We also read the entertaining, carefully intertwined side story as Rachel, daughter of Lord and Lady Mercer returns home with her bigoted, brash, boorish, loud American fiancé to marry. He goes to Paris for a few days as part of a government delegation to work on the Treaty of Versailles, leaving Rachel to enjoy time with her family and friends and for underlying gossip to rear it's head.
Mrs Fog has her own romantic story which she must keep secret until after her grand-daughter Rachel's marriage to for fear it could wreck her chances with her fiancé.
The story of the German waiter, Klaus Ziegler, who efficiently tends to the group at the hotel and his romantic secret is a poignant one, but not without sadness for the way in which he is treated.

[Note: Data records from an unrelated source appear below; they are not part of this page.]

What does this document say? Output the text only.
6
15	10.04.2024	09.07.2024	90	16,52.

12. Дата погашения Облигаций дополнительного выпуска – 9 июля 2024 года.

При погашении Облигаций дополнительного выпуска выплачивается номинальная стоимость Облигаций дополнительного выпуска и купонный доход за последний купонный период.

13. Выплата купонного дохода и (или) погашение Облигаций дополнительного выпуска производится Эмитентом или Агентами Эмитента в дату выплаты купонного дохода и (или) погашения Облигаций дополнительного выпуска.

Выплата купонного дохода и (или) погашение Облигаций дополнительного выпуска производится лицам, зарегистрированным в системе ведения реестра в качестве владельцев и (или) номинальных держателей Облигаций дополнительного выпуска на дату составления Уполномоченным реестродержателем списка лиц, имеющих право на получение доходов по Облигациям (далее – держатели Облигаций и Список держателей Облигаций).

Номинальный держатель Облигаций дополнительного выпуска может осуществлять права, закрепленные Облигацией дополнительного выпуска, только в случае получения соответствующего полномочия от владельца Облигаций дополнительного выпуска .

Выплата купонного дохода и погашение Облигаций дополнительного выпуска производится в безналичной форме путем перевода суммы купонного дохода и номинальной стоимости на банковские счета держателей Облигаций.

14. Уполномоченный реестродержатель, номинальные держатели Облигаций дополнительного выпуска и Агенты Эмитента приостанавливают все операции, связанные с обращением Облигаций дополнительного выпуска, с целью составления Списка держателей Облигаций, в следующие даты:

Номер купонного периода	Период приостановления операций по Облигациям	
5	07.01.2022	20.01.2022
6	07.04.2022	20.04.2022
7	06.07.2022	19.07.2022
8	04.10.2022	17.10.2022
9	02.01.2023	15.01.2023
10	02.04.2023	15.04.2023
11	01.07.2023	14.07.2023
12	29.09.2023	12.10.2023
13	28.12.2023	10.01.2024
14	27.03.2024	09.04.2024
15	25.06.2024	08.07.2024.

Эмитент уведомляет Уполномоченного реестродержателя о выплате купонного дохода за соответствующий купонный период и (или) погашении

The Hazelbourne Ladies Motorcycle and Flying Club is a joy to read. It is beautifully written, it has multi-faced stories, with love, animosity, resentment, triumph, celebrations, a look at life in the early 1900s. It is also an insight into life for women, their prospects, expectations and prejudices of the times. There are several intriguing moments, some unexpected twists and I was pleased to see a very heartwarming ending. A book that I would re-read in the future.
About the author
Helen Simonson was born in England and spent her teenage years in a small village in East Sussex. A graduate of the London School of Economics, she lives in the United States and is a dual citizen and proud New Yorker. Married, with two sons, she is the author of the bestselling novels Major Pettigrew's Last Stand and The Summer Before the War.